Riemannian 2-manifolds not realized by surfaces in $\mathbb{R}^3$?

The hyperbolic plane cannot be smoothly isometrically embedded in $\mathbb{R}^3$. It can be so in $\mathbb{R}^5$. It is open (as far as I know) if it can be embedded in $\mathbb{R}^4$. I believe this is mentioned in Do Carmo's book on curves and surfaces.

Edit: Not a complete characterization, but Amsler has shown (see below for reference) that any Riemannian surface with constant negative curvature, if attempted to be imbedded in $\mathbb{R}^3$, must have singularities.


Amsler, M.H., Des surfaces a courbure negative constante dans l'espace a trois dimensions et de leurs singularites, Math. Ann. 130, 1955, 234-256


The Whitney embedding theorem says you can always embed a smooth $n$-manifold in $\mathbb{R}^{2n}$, and immerse it in $\mathbb{R}^{2n-1}$. Nonorientable Riemann surfaces, for example, don't embed in $\mathbb{R}^3$, but there are some pretty good immersions (the typical picture of the Klein bottle is a good example).

For a Riemannian manifold, Nash and Kuiper proved that there's a $C^1$ globally isometric embedding into $\mathbb{R}^{2n+1}$ (and, in fact, that you can arbitrarily closely approximate any metric $C^\infty$ embedding into at least $\mathbb{R}^{n+1}$ by a global isometric $C^1$ embedding). For a global isometric $C^\infty$ embedding, it looks like the current lower bound is max$(n(n+1)/2+2n,n(n+1)/2+n+5)$. For a local one, you can do it into $n(n+1)/2+n$-space.

This means that for a globally isometric and analytic embedding of a surface, you might have to go up to $\mathbb{R}^{10}$. Ew.


There are pointers to a wealth of information on this question in the responses to the Math Overflow question, which you mentioned in your comment to Paul VanKoughnett's response.

In particular, Deane Yang's response gives a nice summary of the situation, and Bill Thurston's response seems to give a good perspective on the problem of trying to find a characterization of Riemannian manifolds that admit such an embedding.

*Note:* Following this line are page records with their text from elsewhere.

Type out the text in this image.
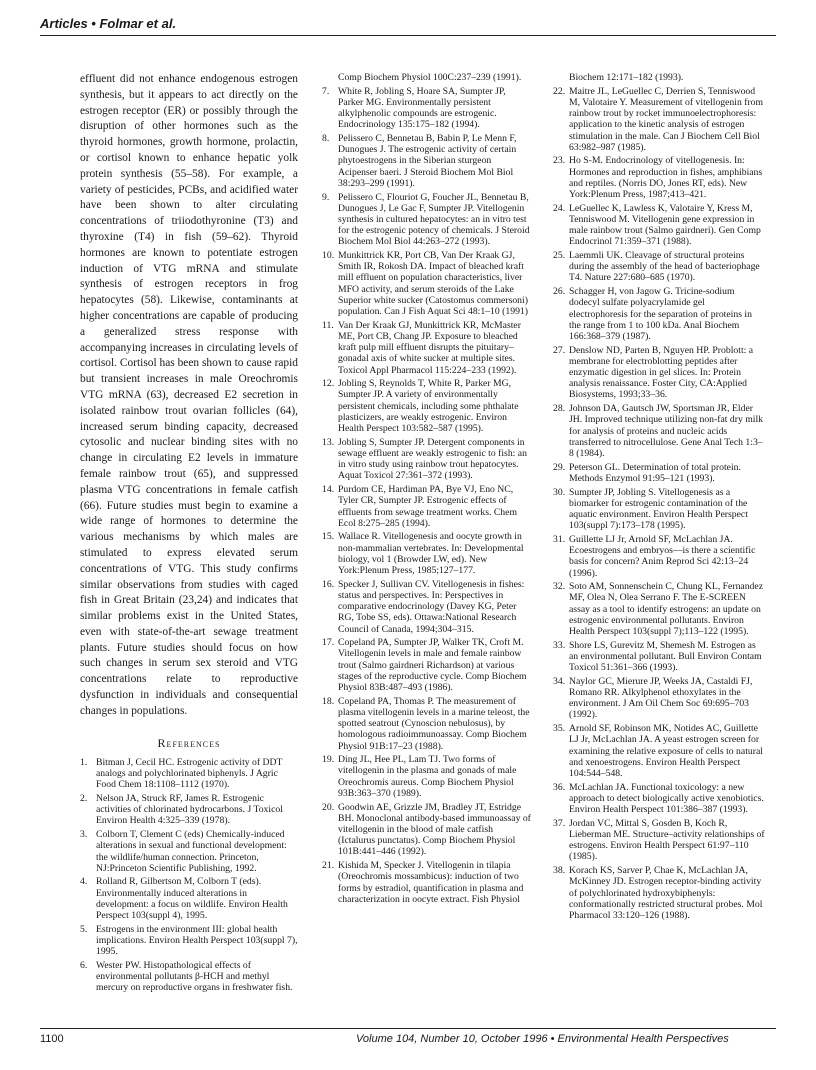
Articles • Folmar et al.

effluent did not enhance endogenous estrogen synthesis, but it appears to act directly on the estrogen receptor (ER) or possibly through the disruption of other hormones such as the thyroid hormones, growth hormone, prolactin, or cortisol known to enhance hepatic yolk protein synthesis (55–58). For example, a variety of pesticides, PCBs, and acidified water have been shown to alter circulating concentrations of triiodothyronine (T3) and thyroxine (T4) in fish (59–62). Thyroid hormones are known to potentiate estrogen induction of VTG mRNA and stimulate synthesis of estrogen receptors in frog hepatocytes (58). Likewise, contaminants at higher concentrations are capable of producing a generalized stress response with accompanying increases in circulating levels of cortisol. Cortisol has been shown to cause rapid but transient increases in male Oreochromis VTG mRNA (63), decreased E2 secretion in isolated rainbow trout ovarian follicles (64), increased serum binding capacity, decreased cytosolic and nuclear binding sites with no change in circulating E2 levels in immature female rainbow trout (65), and suppressed plasma VTG concentrations in female catfish (66). Future studies must begin to examine a wide range of hormones to determine the various mechanisms by which males are stimulated to express elevated serum concentrations of VTG. This study confirms similar observations from studies with caged fish in Great Britain (23,24) and indicates that similar problems exist in the United States, even with state-of-the-art sewage treatment plants. Future studies should focus on how such changes in serum sex steroid and VTG concentrations relate to reproductive dysfunction in individuals and consequential changes in populations.

References
1. Bitman J, Cecil HC. Estrogenic activity of DDT analogs and polychlorinated biphenyls. J Agric Food Chem 18:1108–1112 (1970).
2. Nelson JA, Struck RF, James R. Estrogenic activities of chlorinated hydrocarbons. J Toxicol Environ Health 4:325–339 (1978).
3. Colborn T, Clement C (eds) Chemically-induced alterations in sexual and functional development: the wildlife/human connection. Princeton, NJ:Princeton Scientific Publishing, 1992.
4. Rolland R, Gilbertson M, Colborn T (eds). Environmentally induced alterations in development: a focus on wildlife. Environ Health Perspect 103(suppl 4), 1995.
5. Estrogens in the environment III: global health implications. Environ Health Perspect 103(suppl 7), 1995.
6. Wester PW. Histopathological effects of environmental pollutants β-HCH and methyl mercury on reproductive organs in freshwater fish.
Comp Biochem Physiol 100C:237–239 (1991).
7. White R, Jobling S, Hoare SA, Sumpter JP, Parker MG. Environmentally persistent alkylphenolic compounds are estrogenic. Endocrinology 135:175–182 (1994).
8. Pelissero C, Bennetau B, Babin P, Le Menn F, Dunogues J. The estrogenic activity of certain phytoestrogens in the Siberian sturgeon Acipenser baeri. J Steroid Biochem Mol Biol 38:293–299 (1991).
9. Pelissero C, Flouriot G, Foucher JL, Bennetau B, Dunogues J, Le Gac F, Sumpter JP. Vitellogenin synthesis in cultured hepatocytes: an in vitro test for the estrogenic potency of chemicals. J Steroid Biochem Mol Biol 44:263–272 (1993).
10. Munkittrick KR, Port CB, Van Der Kraak GJ, Smith IR, Rokosh DA. Impact of bleached kraft mill effluent on population characteristics, liver MFO activity, and serum steroids of the Lake Superior white sucker (Catostomus commersoni) population. Can J Fish Aquat Sci 48:1–10 (1991)
11. Van Der Kraak GJ, Munkittrick KR, McMaster ME, Port CB, Chang JP. Exposure to bleached kraft pulp mill effluent disrupts the pituitary–gonadal axis of white sucker at multiple sites. Toxicol Appl Pharmacol 115:224–233 (1992).
12. Jobling S, Reynolds T, White R, Parker MG, Sumpter JP. A variety of environmentally persistent chemicals, including some phthalate plasticizers, are weakly estrogenic. Environ Health Perspect 103:582–587 (1995).
13. Jobling S, Sumpter JP. Detergent components in sewage effluent are weakly estrogenic to fish: an in vitro study using rainbow trout hepatocytes. Aquat Toxicol 27:361–372 (1993).
14. Purdom CE, Hardiman PA, Bye VJ, Eno NC, Tyler CR, Sumpter JP. Estrogenic effects of effluents from sewage treatment works. Chem Ecol 8:275–285 (1994).
15. Wallace R. Vitellogenesis and oocyte growth in non-mammalian vertebrates. In: Developmental biology, vol 1 (Browder LW, ed). New York:Plenum Press, 1985;127–177.
16. Specker J, Sullivan CV. Vitellogenesis in fishes: status and perspectives. In: Perspectives in comparative endocrinology (Davey KG, Peter RG, Tobe SS, eds). Ottawa:National Research Council of Canada, 1994;304–315.
17. Copeland PA, Sumpter JP, Walker TK, Croft M. Vitellogenin levels in male and female rainbow trout (Salmo gairdneri Richardson) at various stages of the reproductive cycle. Comp Biochem Physiol 83B:487–493 (1986).
18. Copeland PA, Thomas P. The measurement of plasma vitellogenin levels in a marine teleost, the spotted seatrout (Cynoscion nebulosus), by homologous radioimmunoassay. Comp Biochem Physiol 91B:17–23 (1988).
19. Ding JL, Hee PL, Lam TJ. Two forms of vitellogenin in the plasma and gonads of male Oreochromis aureus. Comp Biochem Physiol 93B:363–370 (1989).
20. Goodwin AE, Grizzle JM, Bradley JT, Estridge BH. Monoclonal antibody-based immunoassay of vitellogenin in the blood of male catfish (Ictalurus punctatus). Comp Biochem Physiol 101B:441–446 (1992).
21. Kishida M, Specker J. Vitellogenin in tilapia (Oreochromis mossambicus): induction of two forms by estradiol, quantification in plasma and characterization in oocyte extract. Fish Physiol
Biochem 12:171–182 (1993).
22. Maitre JL, LeGuellec C, Derrien S, Tenniswood M, Valotaire Y. Measurement of vitellogenin from rainbow trout by rocket immunoelectrophoresis: application to the kinetic analysis of estrogen stimulation in the male. Can J Biochem Cell Biol 63:982–987 (1985).
23. Ho S-M. Endocrinology of vitellogenesis. In: Hormones and reproduction in fishes, amphibians and reptiles. (Norris DO, Jones RT, eds). New York:Plenum Press, 1987;413–421.
24. LeGuellec K, Lawless K, Valotaire Y, Kress M, Tenniswood M. Vitellogenin gene expression in male rainbow trout (Salmo gairdneri). Gen Comp Endocrinol 71:359–371 (1988).
25. Laemmli UK. Cleavage of structural proteins during the assembly of the head of bacteriophage T4. Nature 227:680–685 (1970).
26. Schagger H, von Jagow G. Tricine-sodium dodecyl sulfate polyacrylamide gel electrophoresis for the separation of proteins in the range from 1 to 100 kDa. Anal Biochem 166:368–379 (1987).
27. Denslow ND, Parten B, Nguyen HP. Problott: a membrane for electroblotting peptides after enzymatic digestion in gel slices. In: Protein analysis renaissance. Foster City, CA:Applied Biosystems, 1993;33–36.
28. Johnson DA, Gautsch JW, Sportsman JR, Elder JH. Improved technique utilizing non-fat dry milk for analysis of proteins and nucleic acids transferred to nitrocellulose. Gene Anal Tech 1:3–8 (1984).
29. Peterson GL. Determination of total protein. Methods Enzymol 91:95–121 (1993).
30. Sumpter JP, Jobling S. Vitellogenesis as a biomarker for estrogenic contamination of the aquatic environment. Environ Health Perspect 103(suppl 7):173–178 (1995).
31. Guillette LJ Jr, Arnold SF, McLachlan JA. Ecoestrogens and embryos—is there a scientific basis for concern? Anim Reprod Sci 42:13–24 (1996).
32. Soto AM, Sonnenschein C, Chung KL, Fernandez MF, Olea N, Olea Serrano F. The E-SCREEN assay as a tool to identify estrogens: an update on estrogenic environmental pollutants. Environ Health Perspect 103(suppl 7);113–122 (1995).
33. Shore LS, Gurevitz M, Shemesh M. Estrogen as an environmental pollutant. Bull Environ Contam Toxicol 51:361–366 (1993).
34. Naylor GC, Mierure JP, Weeks JA, Castaldi FJ, Romano RR. Alkylphenol ethoxylates in the environment. J Am Oil Chem Soc 69:695–703 (1992).
35. Arnold SF, Robinson MK, Notides AC, Guillette LJ Jr, McLachlan JA. A yeast estrogen screen for examining the relative exposure of cells to natural and xenoestrogens. Environ Health Perspect 104:544–548.
36. McLachlan JA. Functional toxicology: a new approach to detect biologically active xenobiotics. Environ Health Perspect 101:386–387 (1993).
37. Jordan VC, Mittal S, Gosden B, Koch R, Lieberman ME. Structure–activity relationships of estrogens. Environ Health Perspect 61:97–110 (1985).
38. Korach KS, Sarver P, Chae K, McLachlan JA, McKinney JD. Estrogen receptor-binding activity of polychlorinated hydroxybiphenyls: conformationally restricted structural probes. Mol Pharmacol 33:120–126 (1988).
1100	Volume 104, Number 10, October 1996 • Environmental Health Perspectives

Regarding the third question you mention in an edit. This is essentially a local problem. All this from the same MO question:

From BS's response: there is not even a local isometric embedding in general: http://www.springerlink.com/content/m775p64w64351260/

from Will Jaggy's response (and Deane Yang's comments on it): If the metric is analytic, then you can construct a local isometric embedding. Some recent progress on characterizing the requirements when the degree of smoothness is relaxed: http://arxiv.org/abs/1009.6214 The bibliography for that last one has no shortage of other relevant sounding titles.